What is Column-oriented Databases
Column-oriented databases, as the name implies, store data by columns rather than by rows. Unlike traditional relational databases such as Oracle, PostgreSQL, and MySQL that handle data by rows, these databases focus on handling data by columns.
Data Handling in Column-oriented Databases
Row-oriented databases store and manipulate data in rows. This approach to data storage treats each row as a record, handling all the data within the row as a single unit.
Consider the following sales data from an bookstore:
Date | Store | Employee | Book Category | Quantity Sold | Total Sales |
---|---|---|---|---|---|
2023/6/1 | NYC | John | Fiction | 10 | $200 |
2023/6/1 | NYC | Sarah | Non-fiction | 5 | $150 |
2023/6/1 | NYC | Paul | Fiction | 8 | $80 |
2023/6/2 | NYC | John | Fiction | 7 | $140 |
2023/6/2 | NYC | John | Non-fiction | 4 | $80 |
In a row-oriented database, each sale is treated as a single row, with all related data elements (Date
, Store
, Employee
, Book Category
, Quantity Sold
, Total Sales
) grouped together.
Column-oriented databases, on the other hand, handle data by columns. For each data element, such as Date
or Total Sales
, the database stores all instances of that element in a single column.

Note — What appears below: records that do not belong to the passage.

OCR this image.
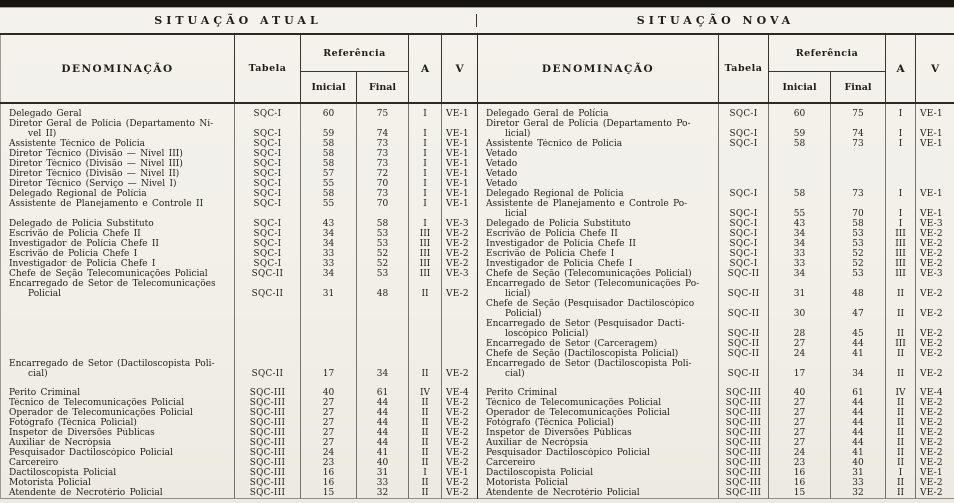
SITUAÇÃO ATUAL	SITUAÇÃO NOVA
DENOMINAÇÃO	Tabela	Referência		A	V	DENOMINAÇÃO	Tabela	Referência		A	V
		Inicial	Final					Inicial	Final		
Delegado Geral	SQC-I	60	75	I	VE-1	Delegado Geral de Polícia	SQC-I	60	75	I	VE-1
Diretor Geral de Polícia (Departamento Ní-						Diretor Geral de Polícia (Departamento Po-					
vel II)	SQC-I	59	74	I	VE-1	licial)	SQC-I	59	74	I	VE-1
Assistente Técnico de Polícia	SQC-I	58	73	I	VE-1	Assistente Técnico de Polícia	SQC-I	58	73	I	VE-1
Diretor Técnico (Divisão — Nível III)	SQC-I	58	73	I	VE-1	Vetado					
Diretor Técnico (Divisão — Nível III)	SQC-I	58	73	I	VE-1	Vetado					
Diretor Técnico (Divisão — Nível II)	SQC-I	57	72	I	VE-1	Vetado					
Diretor Técnico (Serviço — Nível I)	SQC-I	55	70	I	VE-1	Vetado					
Delegado Regional de Polícia	SQC-I	58	73	I	VE-1	Delegado Regional de Polícia	SQC-I	58	73	I	VE-1
Assistente de Planejamento e Controle II	SQC-I	55	70	I	VE-1	Assistente de Planejamento e Controle Po-					
						licial	SQC-I	55	70	I	VE-1
Delegado de Polícia Substituto	SQC-I	43	58	I	VE-3	Delegado de Polícia Substituto	SQC-I	43	58	I	VE-3
Escrivão de Polícia Chefe II	SQC-I	34	53	III	VE-2	Escrivão de Polícia Chefe II	SQC-I	34	53	III	VE-2
Investigador de Polícia Chefe II	SQC-I	34	53	III	VE-2	Investigador de Polícia Chefe II	SQC-I	34	53	III	VE-2
Escrivão de Polícia Chefe I	SQC-I	33	52	III	VE-2	Escrivão de Polícia Chefe I	SQC-I	33	52	III	VE-2
Investigador de Polícia Chefe I	SQC-I	33	52	III	VE-2	Investigador de Polícia Chefe I	SQC-I	33	52	III	VE-2
Chefe de Seção Telecomunicações Policial	SQC-II	34	53	III	VE-3	Chefe de Seção (Telecomunicações Policial)	SQC-II	34	53	III	VE-3
Encarregado de Setor de Telecomunicações						Encarregado de Setor (Telecomunicações Po-					
Policial	SQC-II	31	48	II	VE-2	licial)	SQC-II	31	48	II	VE-2
						Chefe de Seção (Pesquisador Dactiloscópico					
						Policial)	SQC-II	30	47	II	VE-2
						Encarregado de Setor (Pesquisador Dacti-					
						loscópico Policial)	SQC-II	28	45	II	VE-2
						Encarregado de Setor (Carceragem)	SQC-II	27	44	III	VE-2
						Chefe de Seção (Dactiloscopista Policial)	SQC-II	24	41	II	VE-2
Encarregado de Setor (Dactiloscopista Poli-						Encarregado de Setor (Dactiloscopista Poli-					
cial)	SQC-II	17	34	II	VE-2	cial)	SQC-II	17	34	II	VE-2
Perito Criminal	SQC-III	40	61	IV	VE-4	Perito Criminal	SQC-III	40	61	IV	VE-4
Técnico de Telecomunicações Policial	SQC-III	27	44	II	VE-2	Técnico de Telecomunicações Policial	SQC-III	27	44	II	VE-2
Operador de Telecomunicações Policial	SQC-III	27	44	II	VE-2	Operador de Telecomunicações Policial	SQC-III	27	44	II	VE-2
Fotógrafo (Técnica Policial)	SQC-III	27	44	II	VE-2	Fotógrafo (Técnica Policial)	SQC-III	27	44	II	VE-2
Inspetor de Diversões Públicas	SQC-III	27	44	II	VE-2	Inspetor de Diversões Públicas	SQC-III	27	44	II	VE-2
Auxiliar de Necrópsia	SQC-III	27	44	II	VE-2	Auxiliar de Necrópsia	SQC-III	27	44	II	VE-2
Pesquisador Dactiloscópico Policial	SQC-III	24	41	II	VE-2	Pesquisador Dactiloscópico Policial	SQC-III	24	41	II	VE-2
Carcereiro	SQC-III	23	40	II	VE-2	Carcereiro	SQC-III	23	40	II	VE-2
Dactiloscopista Policial	SQC-III	16	31	I	VE-1	Dactiloscopista Policial	SQC-III	16	31	I	VE-1
Motorista Policial	SQC-III	16	33	II	VE-2	Motorista Policial	SQC-III	16	33	II	VE-2
Atendente de Necrotério Policial	SQC-III	15	32	II	VE-2	Atendente de Necrotério Policial	SQC-III	15	32	II	VE-2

If we consider the same sales data from the bookstore, the data handling in a column-oriented database would look something like this:
Date | Store | Employee | Book Category | Quantity Sold | Total Sales |
---|---|---|---|---|---|
2023/6/1 * 3 | NYC * 5 | John * 3 | Fiction * 3 | 10 * 1 | $200 * 1 |
2023/6/2 * 2 | Sarah * 1 | Non-fiction * 2 | 5 * 1 | $150 * 1 | |
Paul * 1 | 8 * 1 | $80 * 1 | |||
7 * 1 | $140 * 1 | ||||
4 * 1 | $80 * 1 |
For example, if the task is to find the total sales for the NYC store, a row-oriented database would need to read the entire data row by row, checking the Store
field in each row and then adding up the Total Sales
field for each NYC store entry. This process might involve reading unnecessary data if all we need is the Store
and Total Sales
data.
In contrast, a column-oriented database would read the Store
column and Total Sales
column only, reducing the amount of data read from the disk, thereby potentially speeding up the operation.
Disadvantages of Column-oriented Databases
While column-oriented databases offer many advantages, especially for data analysis tasks, they also have their drawbacks. One of the key disadvantages is their lack of optimization for managing online transactions.
Column-oriented databases face substantial overhead and inefficiencies when dealing with new data additions, updates, and deletions, making them less suited for transaction processing.
Suppose you want to add a new row of data to the table. In a row-oriented database, this is a straightforward task—you simply append the new row to the table. However, in a column-oriented database, the process is more complex. The compressed data must first be decompressed. Then the values for each column need to be loaded and added to the appropriate place. Finally, the column must be compressed again. This process not only adds computational overhead and complexity, but it can also lead to inefficiencies when many small changes to the database need to be made frequently, such as in a transaction processing scenario.